Thirty novel sequence variants impacting human intracranial volume.
Nawaz MS et al. 2022
Researchers performed a genome-wide association study meta-analysis of intracranial volume (ICV) using three GWAS summary statistics; ICV + HC from Iceland, ICV from the UKBiobank, and published GWAS summary data of ICV + head circumference (HC) from enhancing neuroimaging genetics through meta-analysis (ENIGMA) consortium and Early Growth Genetics (EGG) consortium. The meta-analysis included 42.9 million imputed variants available in the Icelandic and UK samples and 9.7 million in the ENIGMA/EGG sample. Previous GWAS studies on ICV or HC have reported 36 variants. Of those 36 variants, they replicated the association of 34 variants. Altogether, 64 ICV associations at 51 loci, including 30 novel, were significant and explain 5.0% of the variability in ICV. Specifically, these include rs11111293 in the LINC02456, rs12146713 in the NUAK1 gene, rs2066827 in the CDKN1B, rs10876450, rs78378222 in the TP53 gene, rs7254272 (novel), rs288326 in the FRZB, rs448162 (novel), rs9400239 in the FOXO3, rs11759026 in the CENPW gene. The rs9400239, rs11759026 and rs288326 are known to be related with body mass index, neuroticism and blood protein respectively.
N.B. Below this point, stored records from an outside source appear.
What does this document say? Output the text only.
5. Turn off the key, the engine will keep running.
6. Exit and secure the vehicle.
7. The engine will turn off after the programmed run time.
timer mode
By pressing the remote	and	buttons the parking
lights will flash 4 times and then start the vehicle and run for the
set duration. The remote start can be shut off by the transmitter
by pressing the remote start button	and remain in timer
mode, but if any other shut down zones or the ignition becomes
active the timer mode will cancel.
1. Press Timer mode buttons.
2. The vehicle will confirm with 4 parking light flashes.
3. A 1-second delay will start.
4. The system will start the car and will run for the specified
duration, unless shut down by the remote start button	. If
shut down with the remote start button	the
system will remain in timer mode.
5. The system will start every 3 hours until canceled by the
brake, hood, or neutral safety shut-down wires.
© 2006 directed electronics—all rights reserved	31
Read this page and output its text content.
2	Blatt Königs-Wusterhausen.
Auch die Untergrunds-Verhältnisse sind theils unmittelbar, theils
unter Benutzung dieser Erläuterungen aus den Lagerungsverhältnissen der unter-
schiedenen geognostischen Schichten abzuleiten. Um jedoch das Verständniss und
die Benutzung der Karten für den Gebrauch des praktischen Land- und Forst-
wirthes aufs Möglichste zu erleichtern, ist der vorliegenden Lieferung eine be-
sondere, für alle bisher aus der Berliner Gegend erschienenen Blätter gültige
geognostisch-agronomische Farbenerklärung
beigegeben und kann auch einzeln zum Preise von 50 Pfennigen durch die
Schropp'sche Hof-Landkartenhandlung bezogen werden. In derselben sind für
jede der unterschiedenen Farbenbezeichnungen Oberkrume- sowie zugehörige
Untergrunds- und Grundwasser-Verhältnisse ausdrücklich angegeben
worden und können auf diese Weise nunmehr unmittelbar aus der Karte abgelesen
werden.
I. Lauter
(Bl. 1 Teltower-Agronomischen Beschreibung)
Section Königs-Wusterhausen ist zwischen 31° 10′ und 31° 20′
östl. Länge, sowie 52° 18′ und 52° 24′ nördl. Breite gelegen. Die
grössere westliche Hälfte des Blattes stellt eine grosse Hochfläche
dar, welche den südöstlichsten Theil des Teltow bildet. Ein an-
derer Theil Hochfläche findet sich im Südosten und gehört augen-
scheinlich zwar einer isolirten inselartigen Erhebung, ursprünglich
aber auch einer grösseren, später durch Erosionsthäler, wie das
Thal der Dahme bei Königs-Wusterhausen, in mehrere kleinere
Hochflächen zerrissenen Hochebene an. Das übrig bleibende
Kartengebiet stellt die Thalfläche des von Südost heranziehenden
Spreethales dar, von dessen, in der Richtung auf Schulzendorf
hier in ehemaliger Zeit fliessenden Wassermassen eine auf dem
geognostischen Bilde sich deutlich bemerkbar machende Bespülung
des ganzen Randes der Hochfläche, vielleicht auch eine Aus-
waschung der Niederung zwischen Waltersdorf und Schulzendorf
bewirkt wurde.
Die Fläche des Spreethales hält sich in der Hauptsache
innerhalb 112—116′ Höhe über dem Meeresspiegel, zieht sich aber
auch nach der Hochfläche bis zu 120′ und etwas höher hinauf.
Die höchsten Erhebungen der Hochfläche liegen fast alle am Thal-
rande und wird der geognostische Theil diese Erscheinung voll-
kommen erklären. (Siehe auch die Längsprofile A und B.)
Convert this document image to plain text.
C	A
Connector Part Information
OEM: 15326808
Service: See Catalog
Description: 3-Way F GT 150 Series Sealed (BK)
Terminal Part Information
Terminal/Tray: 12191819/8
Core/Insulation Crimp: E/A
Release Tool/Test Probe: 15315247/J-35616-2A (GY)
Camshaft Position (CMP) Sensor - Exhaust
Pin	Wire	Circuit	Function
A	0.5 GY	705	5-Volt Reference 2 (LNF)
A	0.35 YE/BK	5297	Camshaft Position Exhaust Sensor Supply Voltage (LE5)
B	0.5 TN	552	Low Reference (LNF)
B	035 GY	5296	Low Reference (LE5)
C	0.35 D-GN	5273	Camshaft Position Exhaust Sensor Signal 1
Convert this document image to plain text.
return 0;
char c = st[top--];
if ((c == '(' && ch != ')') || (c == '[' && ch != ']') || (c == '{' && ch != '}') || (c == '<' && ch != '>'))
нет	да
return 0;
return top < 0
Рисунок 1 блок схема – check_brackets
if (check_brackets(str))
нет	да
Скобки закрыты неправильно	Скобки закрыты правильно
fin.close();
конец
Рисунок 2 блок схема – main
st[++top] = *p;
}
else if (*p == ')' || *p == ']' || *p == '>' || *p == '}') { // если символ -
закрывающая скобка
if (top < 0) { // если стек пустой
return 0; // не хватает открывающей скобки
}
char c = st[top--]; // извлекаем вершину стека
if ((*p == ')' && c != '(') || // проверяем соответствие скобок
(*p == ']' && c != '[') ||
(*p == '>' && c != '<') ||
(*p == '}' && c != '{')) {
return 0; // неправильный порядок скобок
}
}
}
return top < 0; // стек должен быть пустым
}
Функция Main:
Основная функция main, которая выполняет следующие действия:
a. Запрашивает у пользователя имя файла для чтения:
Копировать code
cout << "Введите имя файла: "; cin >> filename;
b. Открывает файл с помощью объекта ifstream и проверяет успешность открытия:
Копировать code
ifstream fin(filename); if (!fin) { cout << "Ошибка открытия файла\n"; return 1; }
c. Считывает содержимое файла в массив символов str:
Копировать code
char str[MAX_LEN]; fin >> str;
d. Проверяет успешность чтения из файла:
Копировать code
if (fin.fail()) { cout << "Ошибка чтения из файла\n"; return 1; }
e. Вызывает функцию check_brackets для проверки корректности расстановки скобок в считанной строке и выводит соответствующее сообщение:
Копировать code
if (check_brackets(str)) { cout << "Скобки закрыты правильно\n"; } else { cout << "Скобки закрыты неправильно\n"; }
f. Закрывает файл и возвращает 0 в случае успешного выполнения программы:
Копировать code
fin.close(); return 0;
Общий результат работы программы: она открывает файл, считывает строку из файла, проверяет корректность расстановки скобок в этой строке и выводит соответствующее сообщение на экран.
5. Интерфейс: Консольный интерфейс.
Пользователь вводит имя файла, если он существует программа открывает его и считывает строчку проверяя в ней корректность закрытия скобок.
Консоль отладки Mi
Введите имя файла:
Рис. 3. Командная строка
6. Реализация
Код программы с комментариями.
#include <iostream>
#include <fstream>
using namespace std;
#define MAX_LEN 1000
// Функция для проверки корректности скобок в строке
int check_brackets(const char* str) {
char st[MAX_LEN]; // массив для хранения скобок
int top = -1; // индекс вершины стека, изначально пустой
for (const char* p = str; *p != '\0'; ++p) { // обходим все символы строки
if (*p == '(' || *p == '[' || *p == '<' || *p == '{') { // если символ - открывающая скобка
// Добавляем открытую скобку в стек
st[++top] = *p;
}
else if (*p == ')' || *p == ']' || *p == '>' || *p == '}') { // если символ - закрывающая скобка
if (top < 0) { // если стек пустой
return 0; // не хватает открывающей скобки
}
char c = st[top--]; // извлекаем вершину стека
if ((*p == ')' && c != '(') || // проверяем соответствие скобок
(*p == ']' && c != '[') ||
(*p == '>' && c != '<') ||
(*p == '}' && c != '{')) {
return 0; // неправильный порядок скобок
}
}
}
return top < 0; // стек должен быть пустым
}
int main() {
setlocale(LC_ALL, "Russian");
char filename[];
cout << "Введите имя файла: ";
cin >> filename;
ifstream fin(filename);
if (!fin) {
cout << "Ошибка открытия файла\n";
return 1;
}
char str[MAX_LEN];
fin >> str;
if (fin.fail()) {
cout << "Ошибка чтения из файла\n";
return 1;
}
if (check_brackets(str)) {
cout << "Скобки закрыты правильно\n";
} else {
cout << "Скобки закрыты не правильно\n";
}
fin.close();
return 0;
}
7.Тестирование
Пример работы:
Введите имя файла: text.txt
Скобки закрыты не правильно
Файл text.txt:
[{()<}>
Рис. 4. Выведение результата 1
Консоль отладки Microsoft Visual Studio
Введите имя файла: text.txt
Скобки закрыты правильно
Intracranial volume, measured through magnetic resonance imaging and/or estimated from head circumference, is heritable and correlates with cognitive traits and several neurological disorders. We performed a genome-wide association study meta-analysis of intracranial volume (n = 79 174) and found 64 associating sequence variants explaining 5.0% of its variance. We used coding variation, transcript and protein levels, to uncover 12 genes likely mediating the effect of these variants, including GLI3 and CDK6 that affect cranial synostosis and microcephaly, respectively. Intracranial volume correlates genetically with volumes of cortical and sub-cortical regions, cognition, learning, neonatal and neurological traits. Parkinson's disease cases have greater and attention deficit hyperactivity disorder cases smaller intracranial volume than controls. Our Mendelian randomization studies indicate that intracranial volume associated variants either increase the risk of Parkinson's disease and decrease the risk of attention deficit hyperactivity disorder and neuroticism or correlate closely with a confounder.